/*

Dace

dace

The Dace is distributed throughout the whole of Europe, with the exception of Scotland, northern Scandinavia and southern peninsulas. It inhabits the swift reaches of brooks, torrents and rivers from the trout zone as far as the bream zone. It swims in small groups, mainly near the bottom, where it eats insects and their larvae, molluscs, fish eggs, fry and to a lesser extent also plant fragments. Towards evening and at night it swims up to the surface, where it hunts insects which have fallen on to the surface. In muddy water, it likes to collect earthworms which have been washed into the water after rains. It starts to spawn in the third and fourth year of its life, spawning from March to May in overgrown shallows with current. In cool waters it spawns later, sometimes not until June, depositing eggs on plants and their underwashed roots or directly on to the stony bottom.
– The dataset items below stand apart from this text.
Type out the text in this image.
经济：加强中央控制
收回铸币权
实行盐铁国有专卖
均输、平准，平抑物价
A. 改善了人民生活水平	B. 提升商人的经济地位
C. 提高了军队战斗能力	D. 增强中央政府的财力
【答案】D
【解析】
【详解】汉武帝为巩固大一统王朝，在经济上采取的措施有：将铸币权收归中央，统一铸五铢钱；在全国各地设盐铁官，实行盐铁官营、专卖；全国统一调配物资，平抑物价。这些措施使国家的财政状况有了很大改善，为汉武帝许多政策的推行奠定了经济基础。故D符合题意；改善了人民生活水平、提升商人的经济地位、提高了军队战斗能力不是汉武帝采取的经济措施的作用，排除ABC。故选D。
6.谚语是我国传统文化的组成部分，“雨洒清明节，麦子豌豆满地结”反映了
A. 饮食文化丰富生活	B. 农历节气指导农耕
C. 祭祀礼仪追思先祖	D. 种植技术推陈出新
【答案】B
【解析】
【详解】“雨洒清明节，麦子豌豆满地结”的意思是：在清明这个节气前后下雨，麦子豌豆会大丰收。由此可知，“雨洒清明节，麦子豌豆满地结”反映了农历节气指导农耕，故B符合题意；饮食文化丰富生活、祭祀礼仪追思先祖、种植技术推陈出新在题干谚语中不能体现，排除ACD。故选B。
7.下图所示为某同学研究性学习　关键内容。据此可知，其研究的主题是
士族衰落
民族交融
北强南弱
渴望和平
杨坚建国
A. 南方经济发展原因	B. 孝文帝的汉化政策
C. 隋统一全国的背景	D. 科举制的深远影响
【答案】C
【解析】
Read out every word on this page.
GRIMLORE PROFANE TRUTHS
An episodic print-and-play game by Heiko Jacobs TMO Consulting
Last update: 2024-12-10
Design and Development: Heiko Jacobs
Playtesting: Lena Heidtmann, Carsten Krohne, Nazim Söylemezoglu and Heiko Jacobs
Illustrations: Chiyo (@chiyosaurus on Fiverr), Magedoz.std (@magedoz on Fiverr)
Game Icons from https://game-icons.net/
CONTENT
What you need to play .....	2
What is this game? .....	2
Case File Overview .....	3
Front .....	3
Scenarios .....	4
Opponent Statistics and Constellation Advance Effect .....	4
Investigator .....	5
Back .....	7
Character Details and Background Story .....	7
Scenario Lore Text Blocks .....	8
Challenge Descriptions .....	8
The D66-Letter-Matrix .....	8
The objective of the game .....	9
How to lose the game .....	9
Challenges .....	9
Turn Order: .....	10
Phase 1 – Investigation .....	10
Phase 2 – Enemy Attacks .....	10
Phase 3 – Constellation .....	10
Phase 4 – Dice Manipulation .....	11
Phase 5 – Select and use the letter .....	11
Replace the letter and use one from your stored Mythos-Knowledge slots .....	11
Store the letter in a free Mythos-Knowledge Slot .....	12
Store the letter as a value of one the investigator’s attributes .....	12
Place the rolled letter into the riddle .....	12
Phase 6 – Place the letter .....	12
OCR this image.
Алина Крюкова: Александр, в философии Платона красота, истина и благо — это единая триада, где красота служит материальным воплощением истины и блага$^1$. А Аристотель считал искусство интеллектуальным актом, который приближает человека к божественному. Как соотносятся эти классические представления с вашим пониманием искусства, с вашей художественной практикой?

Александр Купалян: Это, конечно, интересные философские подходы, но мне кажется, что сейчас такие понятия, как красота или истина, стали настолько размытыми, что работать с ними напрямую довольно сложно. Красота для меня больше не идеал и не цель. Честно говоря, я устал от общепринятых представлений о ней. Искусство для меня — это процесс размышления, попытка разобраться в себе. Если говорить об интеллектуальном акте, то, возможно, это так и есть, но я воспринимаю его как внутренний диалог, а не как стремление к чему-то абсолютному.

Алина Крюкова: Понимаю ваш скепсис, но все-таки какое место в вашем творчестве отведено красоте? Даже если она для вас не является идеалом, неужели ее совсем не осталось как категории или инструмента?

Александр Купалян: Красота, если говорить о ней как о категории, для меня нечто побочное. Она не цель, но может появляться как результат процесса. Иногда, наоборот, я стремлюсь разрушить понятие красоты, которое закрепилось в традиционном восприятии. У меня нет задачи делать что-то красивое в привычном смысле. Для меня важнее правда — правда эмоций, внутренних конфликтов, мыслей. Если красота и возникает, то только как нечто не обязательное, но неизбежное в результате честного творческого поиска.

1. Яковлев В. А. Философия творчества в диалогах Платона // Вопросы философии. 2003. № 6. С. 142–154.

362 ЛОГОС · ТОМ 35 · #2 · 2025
Unlike most fishes, which migrate to higher reaches to spawn, the Dace descends from the trout and grayling zones to lower reaches. In the breeding season the male can be distinguished by the spawning rash on its head, body and paired fins. The female lays 2,500-27,500 eggs 2 mm in diameter. After hatching and digesting the yolk-sac, the fry throng in large shoals. As the fish gradually grow older, however, the shoals decrease in size until they disintegrate into a large number of small groups. The Dace is not a particularly abundant species, its meat moreover being of low quality with many intermuscular bones. It is occasionally fished for by anglers, most offen using an artificial fly.